Abstract number : 2.144
Submission category : 4. Clinical Epilepsy / 4C. Clinical Treatments
Year : 2022
Submission ID : 2204197
Source : www.aesnet.org
Presentation date : 12/4/2022 12:00:00 PM
Published date : Nov 22, 2022, 05:23 AM

Authors :
Naeem Mahfooz, MD – University of Toledo COM; Fahham Asghar, MD – Research Assistant, Neurology, University of Toledo COM LS; Elysia James, MD – Assistant Professor, Neurology, University of Toledo COM LS; Hira Pervez, MD – PGY-2 Resident, Neurology, University of Toledo COM LS; Sidra Saleem, MD – PGY 3 Resident, Neurology, University of Toledo COM LS; Rabia Zubair, MD – Assistant Professor, Neurology, University of Toledo COM LS; Bashar Saour, MD – Assistant Professor, Neurology, University of Toledo COM; Alaina Zhang, Medical Student – Medical Student, Neurology, University of Toledo COM LS; Imran Ali, MD – Professor, Neurology, University of Toledo COM LS; Ajaz Sheikh, MD – Associate Professor, Neurology, University of Toledo COM LS

Rationale: The purpose of our study was to estimate the prevalence of drug resistant epilepsy (DRE) in a busy urban epilepsy program; the frequency, type and variants of treatment options utilized to achieve seizure control in patients with intractable epilepsy.

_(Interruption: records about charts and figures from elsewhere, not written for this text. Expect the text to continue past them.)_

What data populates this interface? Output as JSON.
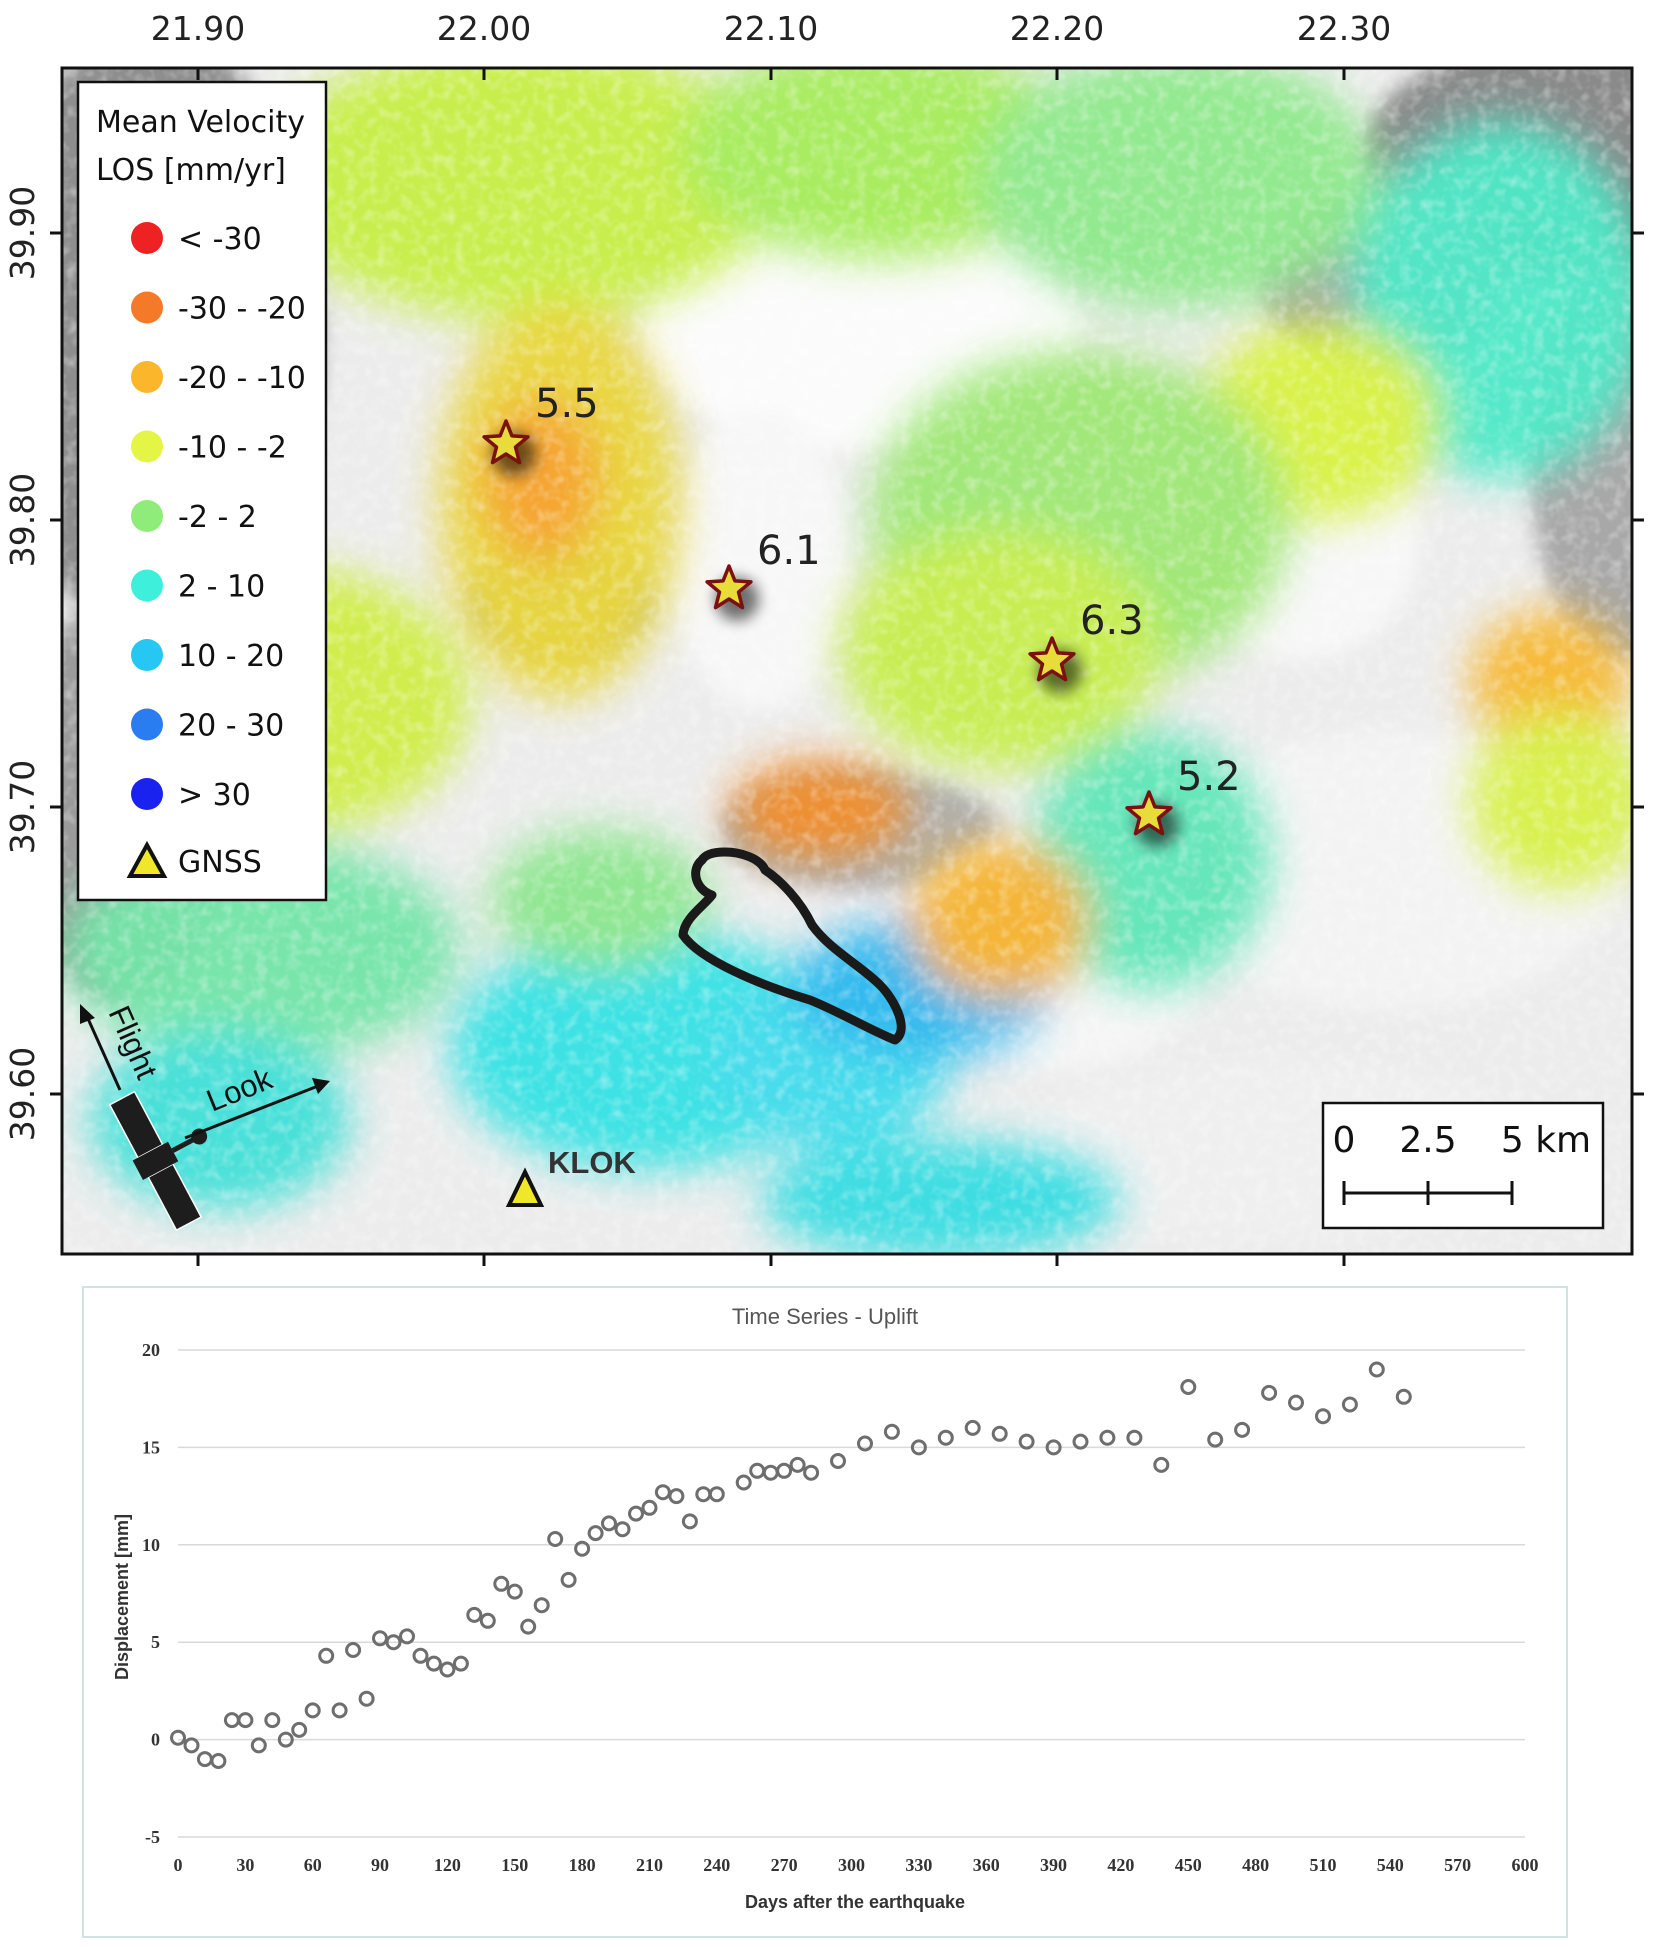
{
  "map": {
    "x_ticks": [
      "21.90",
      "22.00",
      "22.10",
      "22.20",
      "22.30"
    ],
    "y_ticks": [
      "39.90",
      "39.80",
      "39.70",
      "39.60"
    ],
    "legend": {
      "title_line1": "Mean Velocity",
      "title_line2": "LOS [mm/yr]",
      "items": [
        {
          "label": "< -30",
          "color": "#ee2222"
        },
        {
          "label": "-30 - -20",
          "color": "#f47a2a"
        },
        {
          "label": "-20 - -10",
          "color": "#fbb62c"
        },
        {
          "label": "-10 - -2",
          "color": "#e5f545"
        },
        {
          "label": "-2 - 2",
          "color": "#8fec7a"
        },
        {
          "label": "2 - 10",
          "color": "#3ef0dc"
        },
        {
          "label": "10 - 20",
          "color": "#27c7f3"
        },
        {
          "label": "20 - 30",
          "color": "#2a7df0"
        },
        {
          "label": "> 30",
          "color": "#1a22f0"
        }
      ],
      "gnss_label": "GNSS"
    },
    "earthquakes": [
      {
        "magnitude": "5.5"
      },
      {
        "magnitude": "6.1"
      },
      {
        "magnitude": "6.3"
      },
      {
        "magnitude": "5.2"
      }
    ],
    "station": "KLOK",
    "flight_label": "Flight",
    "look_label": "Look",
    "scale_bar": {
      "labels": [
        "0",
        "2.5",
        "5 km"
      ]
    }
  },
  "chart_data": {
    "type": "scatter",
    "title": "Time Series - Uplift",
    "xlabel": "Days after the earthquake",
    "ylabel": "Displacement [mm]",
    "xlim": [
      0,
      600
    ],
    "ylim": [
      -5,
      20
    ],
    "x_ticks": [
      0,
      30,
      60,
      90,
      120,
      150,
      180,
      210,
      240,
      270,
      300,
      330,
      360,
      390,
      420,
      450,
      480,
      510,
      540,
      570,
      600
    ],
    "y_ticks": [
      -5,
      0,
      5,
      10,
      15,
      20
    ],
    "grid": true,
    "points": [
      [
        0,
        0.1
      ],
      [
        6,
        -0.3
      ],
      [
        12,
        -1.0
      ],
      [
        18,
        -1.1
      ],
      [
        24,
        1.0
      ],
      [
        30,
        1.0
      ],
      [
        36,
        -0.3
      ],
      [
        42,
        1.0
      ],
      [
        48,
        0.0
      ],
      [
        54,
        0.5
      ],
      [
        60,
        1.5
      ],
      [
        66,
        4.3
      ],
      [
        72,
        1.5
      ],
      [
        78,
        4.6
      ],
      [
        84,
        2.1
      ],
      [
        90,
        5.2
      ],
      [
        96,
        5.0
      ],
      [
        102,
        5.3
      ],
      [
        108,
        4.3
      ],
      [
        114,
        3.9
      ],
      [
        120,
        3.6
      ],
      [
        126,
        3.9
      ],
      [
        132,
        6.4
      ],
      [
        138,
        6.1
      ],
      [
        144,
        8.0
      ],
      [
        150,
        7.6
      ],
      [
        156,
        5.8
      ],
      [
        162,
        6.9
      ],
      [
        168,
        10.3
      ],
      [
        174,
        8.2
      ],
      [
        180,
        9.8
      ],
      [
        186,
        10.6
      ],
      [
        192,
        11.1
      ],
      [
        198,
        10.8
      ],
      [
        204,
        11.6
      ],
      [
        210,
        11.9
      ],
      [
        216,
        12.7
      ],
      [
        222,
        12.5
      ],
      [
        228,
        11.2
      ],
      [
        234,
        12.6
      ],
      [
        240,
        12.6
      ],
      [
        252,
        13.2
      ],
      [
        258,
        13.8
      ],
      [
        264,
        13.7
      ],
      [
        270,
        13.8
      ],
      [
        276,
        14.1
      ],
      [
        282,
        13.7
      ],
      [
        294,
        14.3
      ],
      [
        306,
        15.2
      ],
      [
        318,
        15.8
      ],
      [
        330,
        15.0
      ],
      [
        342,
        15.5
      ],
      [
        354,
        16.0
      ],
      [
        366,
        15.7
      ],
      [
        378,
        15.3
      ],
      [
        390,
        15.0
      ],
      [
        402,
        15.3
      ],
      [
        414,
        15.5
      ],
      [
        426,
        15.5
      ],
      [
        438,
        14.1
      ],
      [
        450,
        18.1
      ],
      [
        462,
        15.4
      ],
      [
        474,
        15.9
      ],
      [
        486,
        17.8
      ],
      [
        498,
        17.3
      ],
      [
        510,
        16.6
      ],
      [
        522,
        17.2
      ],
      [
        534,
        19.0
      ],
      [
        546,
        17.6
      ]
    ]
  }
}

Methods: This was a cross-sectional study with data gathered from persons with epilepsy (PWE) presenting to a tertiary care epilepsy center at their initial visit. Patients were grouped based on seizure control into intractable epilepsy and seizure free for more than 6 months. Drug resistance was defined as failure to achieve seizure control after adequate trials of two or more medications.

Results: Data were collected from 2270 patients presenting with a diagnosis of epilepsy. The cohort of this study was 524 patients out of which 169 (32.3%) were resistant to anti-seizure medication (ASM) treatment and were classified as intractable. In comparison, 355 (67.7%) patients were included who were free of seizures for a period of more than 6 months. The study patients were 46% men and 54% women; mean age of patients was 45.14±20 years. Patients with intractable epilepsy had an earlier seizure onset when compared to the well-controlled group. Variations in the treatment efforts of intractable epilepsy vs seizure-free more than 6 months group showed: ASM Polytherapy 82.8% vs 22.8%, resective epilepsy surgery 8.8% vs 4.2%, neurostimulation 23% vs 0.8%. A majority (67.8%) in the seizure free group were on monotherapy (Table 1). The most common resective surgical procedure for both groups was temporal lobectomy followed by lesionectomy. The most commonly utilized neurostimulation modality in both groups was vagus nerve stimulation (VNS).

Conclusions: Approximately 33% of PWE in our cohort had intractable epilepsy. Patients with intractable epilepsy had an earlier onset of seizures, were more likely to be on polytherapy and more likely to have failed resective surgery and or neurostimulation.